Some Important Tips On How To Buy Land For A Mobile Home
Most mobile homes or even manufactured homes are usually considered personal property. Due to this, many mobile home owners receive vehicle titles and not real property deeds upon purchase of their units. However, to be able to have your mobile home classified as real property you should purchase the land beneath the unit and then permanently affix the unit to a foundation.
There are numerous advantages of having your mobile home considered real property. First and foremost, it is considered and treated as a house rather than as personal property. In this regard, there are several financing options which are available just like you would otherwise get for a traditional house or homes.
When choosing land for such a venture, there are several concerns that you must first address. Here are some important tips on how to buy land for a mobile home. The first thing you need to do is to contact a real estate agent. He or she is bound to help you as far as the type of land you want, what location you want to live in as well as do some research on your behalf to ascertain if a particular piece of land is ideal for your mobile home.
When thinking about the land, you should decide whether you want a vacant piece of land that’s inside a development such as a modular or mobile home community or one in a normal, traditional neighborhood. Keep in mind that either of the above mentioned options have their pros and cons and you should therefore take your time to decide on the one that best serves both your current and future needs. Apart from asking about land that’s out there for sale, your agent will also most likely look into pieces of land that don’t appear as if they are in the market but are idle or have no developments underway. Most of the time, a land owner may be convinced to sell a piece of land, based on what you are offering. A land professional should be able to get the details of the landowner by simply visiting an escrow company or the regional title insurance company and then make the initial contact.

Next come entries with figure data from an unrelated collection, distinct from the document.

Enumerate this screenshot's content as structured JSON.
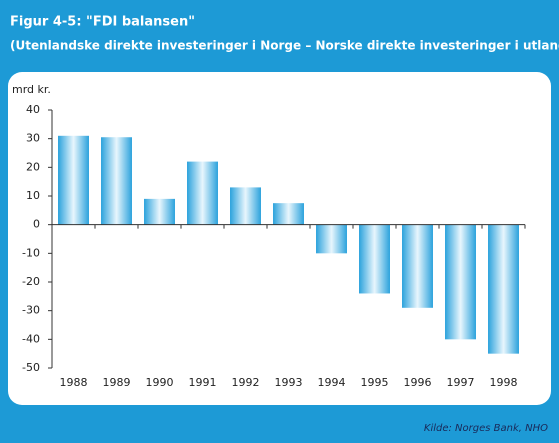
{
  "chart_data": {
    "type": "bar",
    "title": "Figur 4-5: \"FDI balansen\"",
    "subtitle": "(Utenlandske direkte investeringer i Norge – Norske direkte investeringer i utlandet)",
    "y_label": "mrd kr.",
    "source": "Kilde: Norges Bank, NHO",
    "categories": [
      "1988",
      "1989",
      "1990",
      "1991",
      "1992",
      "1993",
      "1994",
      "1995",
      "1996",
      "1997",
      "1998"
    ],
    "values": [
      31,
      30.5,
      9,
      22,
      13,
      7.5,
      -10,
      -24,
      -29,
      -40,
      -45
    ],
    "color": "#2ba2dc",
    "ylim": [
      -50,
      40
    ],
    "yticks": [
      -50,
      -40,
      -30,
      -20,
      -10,
      0,
      10,
      20,
      30,
      40
    ],
    "grid": false
  }
}
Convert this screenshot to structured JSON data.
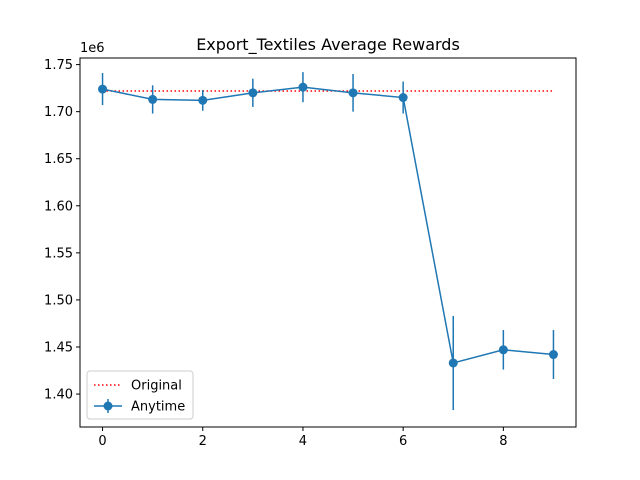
{
  "chart_data": {
    "type": "line",
    "title": "Export_Textiles Average Rewards",
    "xlabel": "",
    "ylabel": "",
    "y_offset_label": "1e6",
    "xlim": [
      -0.45,
      9.45
    ],
    "ylim": [
      1.365,
      1.757
    ],
    "x_ticks": [
      0,
      2,
      4,
      6,
      8
    ],
    "x_tick_labels": [
      "0",
      "2",
      "4",
      "6",
      "8"
    ],
    "y_ticks": [
      1.4,
      1.45,
      1.5,
      1.55,
      1.6,
      1.65,
      1.7,
      1.75
    ],
    "y_tick_labels": [
      "1.40",
      "1.45",
      "1.50",
      "1.55",
      "1.60",
      "1.65",
      "1.70",
      "1.75"
    ],
    "grid": false,
    "legend_position": "lower-left",
    "series": [
      {
        "name": "Original",
        "style": "dotted",
        "color": "#ff0000",
        "x": [
          0,
          9
        ],
        "values": [
          1.722,
          1.722
        ]
      },
      {
        "name": "Anytime",
        "style": "solid-markers-errorbars",
        "color": "#1f77b4",
        "x": [
          0,
          1,
          2,
          3,
          4,
          5,
          6,
          7,
          8,
          9
        ],
        "values": [
          1.724,
          1.713,
          1.712,
          1.72,
          1.726,
          1.72,
          1.715,
          1.433,
          1.447,
          1.442
        ],
        "errors": [
          0.017,
          0.015,
          0.011,
          0.015,
          0.016,
          0.02,
          0.017,
          0.05,
          0.021,
          0.026
        ]
      }
    ]
  }
}
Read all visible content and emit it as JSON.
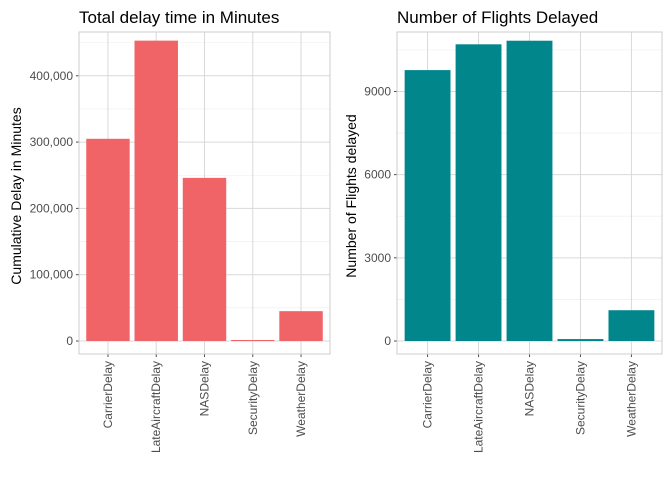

When shopping for this type of land, always make a point of confirming that the plot of land is zoned for mobile or modular homes. Having a real estate agent can save you this headache as he or she will be able to tell you whether the land has any by-laws or zoning ordinances that prohibit the development of prefab and mobile homes, if the land is flood zoned and if it is suitable for your mobile home at all.
Further to the above, the suitability of the land in question is dependent on certain factors such as electrical power hookup, septic system of sewage system operation, water hookup or even an existing well(s) etc.
Once you have identified several ideal areas, your decision on whether to buy the land should be based on factors such as where exactly you want to live. If you are keen on the community aspect of a mobile home park then you should make arrangements and get the most suitable piece that provides you with this. On the other hand, if you prefer the relative seclusion that’s in the countryside then you should make an effort and get a plot that satisfies this need. Keep in mind that if you choose the mobile home community land then you should be ready to pay for the raw land as well as monthly maintenance fee which are used to keep up the care of the entire community. For countryside land, pay close attention to flood zoning in such areas since most areas which are suitable for farming are usually flood zoned.
When deciding on how much land is enough for your home, take into consideration the type of living you want. If you want to set up a farm or large garden on your home then a more larger and remote piece of land will do just fine. On the other hand, if you want just regular living with no hang-ups then a park community or even a piece of land in a good neighborhood will do just fine. When choosing your land, always keep in mind the potential to add-on the property through fixtures such as porches and sunrooms. Make sure you make these concessions from the onset.